Scientists hail autoimmune disease therapy breakthrough
Study finds CAR T-cell treatment sends lupus into remission, raising hopes it could be used to treat diseases such as multiple sclerosis
Five people with severe autoimmune disease have become the first in the world to receive a groundbreaking therapy that uses genetically altered cells to drive the illness into remission.
The four women and one man, aged 18 to 24, received transfusions of modified immune cells to treat severe lupus, an autoimmune disease that can cause life-threatening damage to the heart, lungs, brain and kidneys.
The treatment drove the disease into remission in all five patients, who have now been off lupus medication for between three and 17 months. Doctors say the apparent success raises hopes for tackling other autoimmune conditions such a rheumatoid arthritis and multiple sclerosis.
Lupus, or systemic lupus erythematosus, develops when the immune system mistakenly attacks healthy tissues and organs. The causes are not well understood, but researchers believe it may be triggered by viral infections, particular medicines, and changes in the body around puberty and the menopause.
The condition affects about one in 1,000 people, and far more women than men. It is hard to diagnose because the symptoms often flare up and settle down, and overlap with those of several other diseases. While mild in many people, lupus can cause extreme tiredness, organ damage and pain in the joints and muscles. One of the most common signs is a distinctive skin rash over the nose and cheeks.
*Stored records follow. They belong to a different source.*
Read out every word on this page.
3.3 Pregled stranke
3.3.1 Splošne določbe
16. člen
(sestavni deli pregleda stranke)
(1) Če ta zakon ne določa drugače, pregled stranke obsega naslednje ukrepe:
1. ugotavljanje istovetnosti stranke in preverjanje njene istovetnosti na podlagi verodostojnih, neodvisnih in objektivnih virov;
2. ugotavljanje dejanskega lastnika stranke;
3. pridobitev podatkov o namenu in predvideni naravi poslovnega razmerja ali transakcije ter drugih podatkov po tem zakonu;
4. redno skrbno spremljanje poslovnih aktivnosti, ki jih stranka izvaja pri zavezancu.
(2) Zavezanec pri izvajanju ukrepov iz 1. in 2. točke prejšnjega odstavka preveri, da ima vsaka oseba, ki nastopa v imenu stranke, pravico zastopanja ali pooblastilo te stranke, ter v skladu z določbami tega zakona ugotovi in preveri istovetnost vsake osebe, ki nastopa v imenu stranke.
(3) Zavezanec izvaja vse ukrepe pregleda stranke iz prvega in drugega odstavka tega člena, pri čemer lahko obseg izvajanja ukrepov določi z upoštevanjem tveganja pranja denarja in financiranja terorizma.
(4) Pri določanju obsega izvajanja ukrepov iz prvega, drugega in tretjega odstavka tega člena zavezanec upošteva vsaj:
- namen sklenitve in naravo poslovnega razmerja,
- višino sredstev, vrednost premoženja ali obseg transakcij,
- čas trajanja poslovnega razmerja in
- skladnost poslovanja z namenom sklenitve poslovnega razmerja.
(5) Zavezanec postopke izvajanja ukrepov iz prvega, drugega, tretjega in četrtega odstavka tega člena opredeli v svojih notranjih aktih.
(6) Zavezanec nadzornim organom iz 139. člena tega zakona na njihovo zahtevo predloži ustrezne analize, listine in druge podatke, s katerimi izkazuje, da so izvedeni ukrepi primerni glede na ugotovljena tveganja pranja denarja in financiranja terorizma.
Doctors in Germany treated five severely ill patients with CAR T-cell therapy after other treatments failed to improve their symptoms. The approach has proved successful at combating certain cancers since it was first used in a leukaemia patient in 2015. CAR T-cell therapy involves collecting the patient’s T-cells – a key component of the immune system – and modifying them so that they attack new targets, such as cancer cells, when infused back into the body.
In the latest work, doctors took T-cells from the lupus patients and modified them so that, on re-infusion, they attacked the patients’ B cells. In lupus, B cells churn out autoantibodies, which instead of defending the body against invading pathogens, attack healthy tissues instead.
According to the study in Nature Medicine, the therapy in effect wiped out the patients’ aberrant B cells and dramatically improved their condition. The disease affected multiple organs in all five patients, but after the therapy severe symptoms including arthritis, fatigue, fibrosis of the heart valves, and lung inflammation all cleared up.
Blood tests on the patients showed that their B cells recovered about four months after the treatment, but they no longer produced aberrant antibodies and the patients remained disease-free. Writing in the journal, the authors speculate that the therapy led to a “rebooting of the immune system”.
“We are very excited about these results,” said Prof Georg Schett, a rheumatologist who led the work at Friedrich-Alexander University in Erlangen-Nuremberg. “Several other autoimmune diseases which are dependent on B cells and show autoantibodies may respond to this treatment. These include rheumatoid arthritis, myositis and systemic sclerosis. But also diseases like multiple sclerosis may be very responsive to CAR T-cell treatment.”
Schett’s team was keen to ensure the therapy did not impair the patients’ immune systems and leave them at greater risk of infection. To test this, they assessed the patients’ responses to multiple vaccines, including measles, rubella, mumps, hepatitis B, tetanus and diphtheria, before and after the therapy. The patients’ immune responses were not substantially different after the treatment, suggesting that it primarily targeted the wayward autoantibody-making cells.
“This is an excellent study which promises to extend the scope of CAR T-cell therapy, which has thus far seen its major impact in the treatment of blood cancers, to autoimmune diseases like lupus which are in some patients poorly controlled with other medicines,” said Dr Rahul Roychoudhuri, who studies immune system regulation in inflammation and cancer at the University of Cambridge. “I am very excited at the prospects for this form of living therapy in indications beyond cancer.”